Impact on Metabolism (VERY IMPORTANT)
We have been told before that eating three square meals or six meals a day will boost your metabolism? It turns out that increased meal frequency has no direct impact to body composition, particularly if you don’t exercise regularly. Does that mean that fasting, the opposite of eating frequently, can boost metabolism? Not necessarily. In fact, metabolism may be slowed down during fasting as a means of conserving energy.
A good summary of the metabolic benefits/lack of benefits recently appeared in a blog post discussing Alan Aragon’s 2015 article Intermittent fasting: After over a decade of research, where are we today?
In his analysis, the author concludes the following:
- Intermittent Fasting is effective for reducing markers associated with low body fat and has demonstrated superiority to other diet regimens
- There is no metabolic advantage involved in Intermittent Fasting effectiveness
- Muscle gain may be possible in Intermittent Fasting, but any gains may not be optimal
- There is no significant difference in the results among popular Intermittent Fasting methods and all have demonstrated effectiveness
Is Intermittent Fasting for me?
Now the logical question, Is Intermittent Fasting is for me?
While the practice of Intermittent Fasting has been widely accepted and praised for its benefits, there are some that report that Intermittent Fasting may be detrimental in some cases, particularly in women’s health.

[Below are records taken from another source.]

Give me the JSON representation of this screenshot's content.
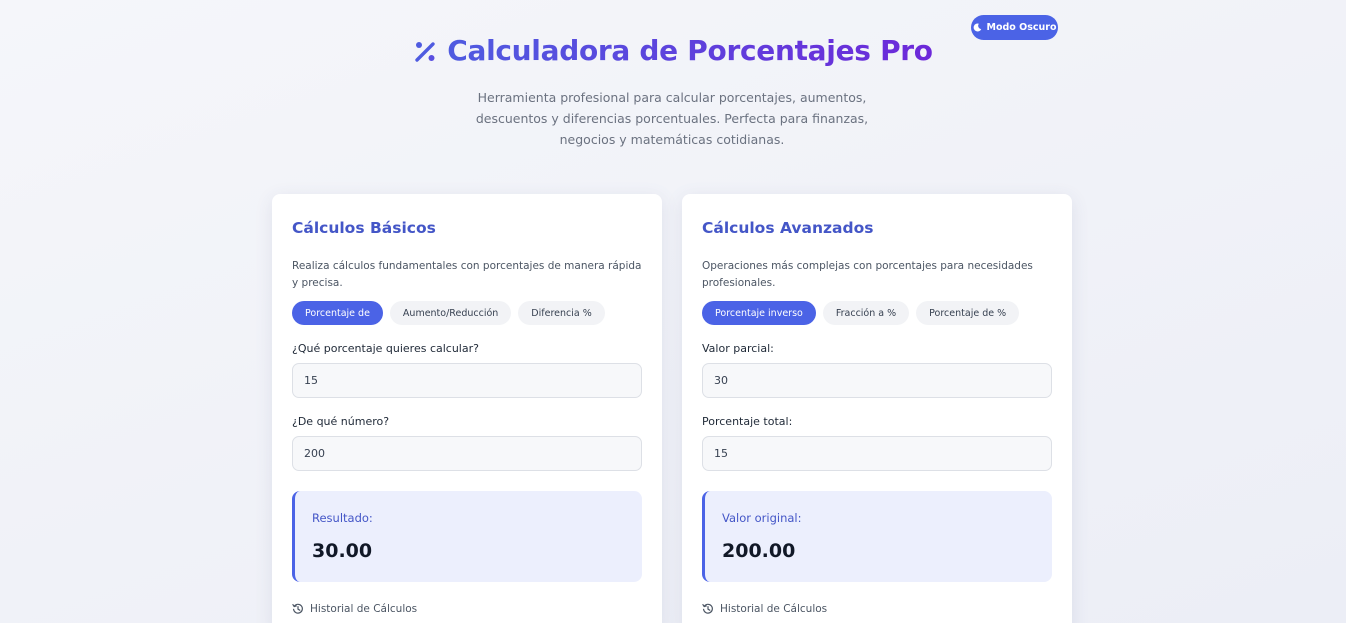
{
  "header": {
    "dark_mode_label": "Modo Oscuro",
    "title": "Calculadora de Porcentajes Pro",
    "subtitle": "Herramienta profesional para calcular porcentajes, aumentos, descuentos y diferencias porcentuales. Perfecta para finanzas, negocios y matemáticas cotidianas."
  },
  "colors": {
    "accent": "#4b63e6",
    "title_gradient_start": "#4f5be0",
    "title_gradient_end": "#6d28d9",
    "result_bg": "#eceffd"
  },
  "basic": {
    "title": "Cálculos Básicos",
    "description": "Realiza cálculos fundamentales con porcentajes de manera rápida y precisa.",
    "tabs": [
      {
        "label": "Porcentaje de",
        "active": true
      },
      {
        "label": "Aumento/Reducción",
        "active": false
      },
      {
        "label": "Diferencia %",
        "active": false
      }
    ],
    "field1_label": "¿Qué porcentaje quieres calcular?",
    "field1_value": "15",
    "field2_label": "¿De qué número?",
    "field2_value": "200",
    "result_label": "Resultado:",
    "result_value": "30.00",
    "history_label": "Historial de Cálculos"
  },
  "advanced": {
    "title": "Cálculos Avanzados",
    "description": "Operaciones más complejas con porcentajes para necesidades profesionales.",
    "tabs": [
      {
        "label": "Porcentaje inverso",
        "active": true
      },
      {
        "label": "Fracción a %",
        "active": false
      },
      {
        "label": "Porcentaje de %",
        "active": false
      }
    ],
    "field1_label": "Valor parcial:",
    "field1_value": "30",
    "field2_label": "Porcentaje total:",
    "field2_value": "15",
    "result_label": "Valor original:",
    "result_value": "200.00",
    "history_label": "Historial de Cálculos"
  },
  "icons": {
    "title": "percent-icon",
    "dark_mode": "moon-icon",
    "history": "history-icon"
  }
}
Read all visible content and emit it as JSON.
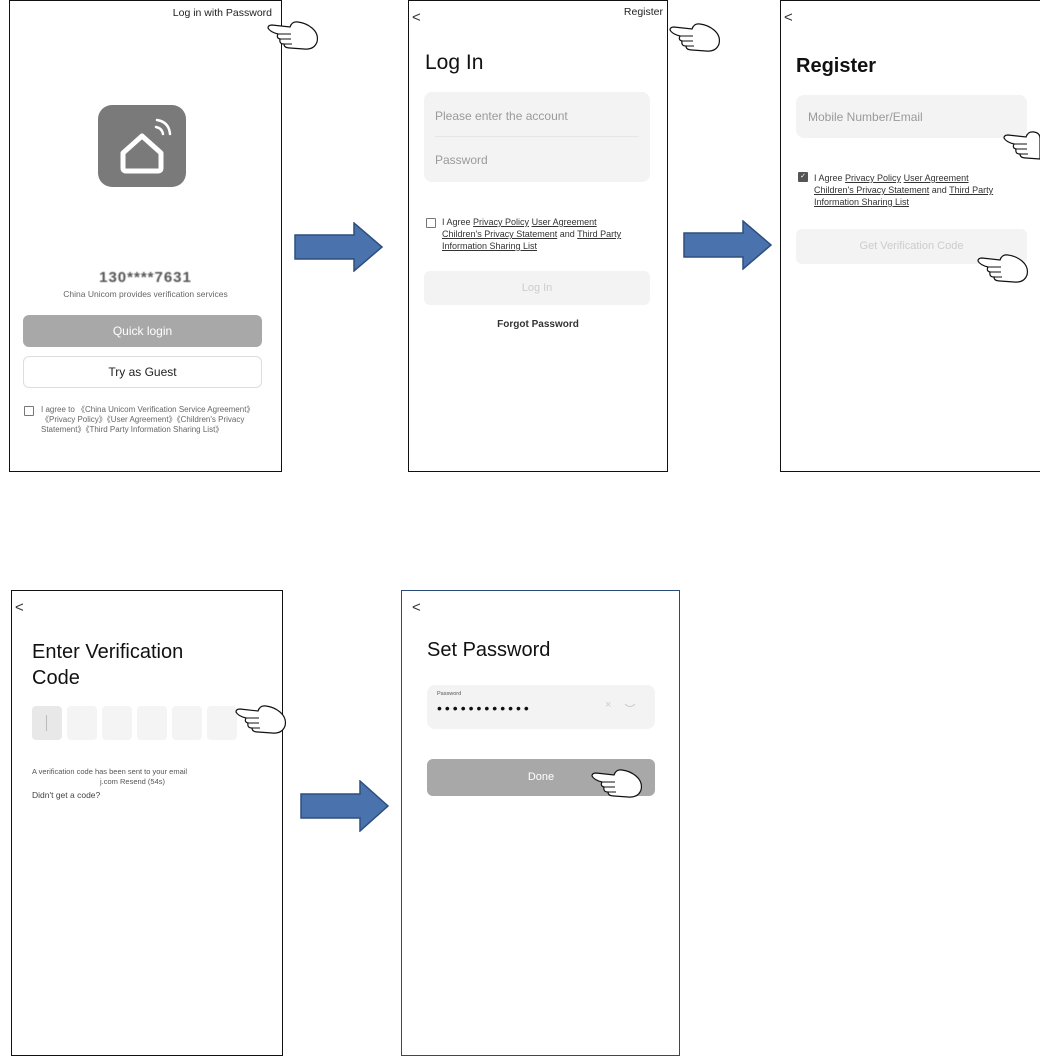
{
  "screen1": {
    "top_link": "Log in with Password",
    "phone_masked": "130****7631",
    "provider_text": "China Unicom provides verification services",
    "quick_login": "Quick login",
    "guest": "Try as Guest",
    "agreement": "I agree to 《China Unicom Verification Service Agreement》《Privacy Policy》《User Agreement》《Children's Privacy Statement》《Third Party Information Sharing List》"
  },
  "screen2": {
    "back": "<",
    "register_link": "Register",
    "title": "Log In",
    "account_placeholder": "Please enter the account",
    "password_placeholder": "Password",
    "agree_prefix": "I Agree",
    "privacy": "Privacy Policy",
    "user_agreement": "User Agreement",
    "children": "Children's Privacy Statement",
    "and": "and",
    "third_party": "Third Party",
    "sharing": "Information Sharing List",
    "login_button": "Log In",
    "forgot": "Forgot Password"
  },
  "screen3": {
    "back": "<",
    "title": "Register",
    "input_placeholder": "Mobile Number/Email",
    "agree_prefix": "I Agree",
    "privacy": "Privacy Policy",
    "user_agreement": "User Agreement",
    "children": "Children's Privacy Statement",
    "and": "and",
    "third_party": "Third Party",
    "sharing": "Information Sharing List",
    "get_code": "Get Verification Code"
  },
  "screen4": {
    "back": "<",
    "title_line1": "Enter Verification",
    "title_line2": "Code",
    "sent_text": "A verification code has been sent to your email",
    "email_tail": "j.com Resend (54s)",
    "no_code": "Didn't get a code?"
  },
  "screen5": {
    "back": "<",
    "title": "Set Password",
    "field_label": "Password",
    "password_mask": "••••••••••••",
    "done": "Done"
  },
  "icons": [
    "home-wifi-icon",
    "right-arrow-icon",
    "pointing-hand-icon",
    "clear-icon",
    "eye-closed-icon"
  ],
  "colors": {
    "arrow_fill": "#4a72ad",
    "arrow_stroke": "#2e4f7e",
    "button_gray": "#a8a8a8",
    "field_bg": "#f3f3f3"
  }
}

The impact of Intermittent Fasting on women’s health is still up for debate as there are also women who report that they too have reaped the benefits of IF. IF for Women article by the Precision Nutrition team is worth checking out.
If you want to try something new and want to try it out, go for it, choose the method that you feel you can practice. While you’re doing Intermittent Fasting, track your meals and progress. Record what you feel during and after the fast.
My unsolicited suggestion always – DO NOT STARVE YOURSELF! Keep trying till you figure what works for you in the long term! Exercise, eat less, eat everything you like, control your portions, regular medical check ups, Stay the course of health – mind and body included!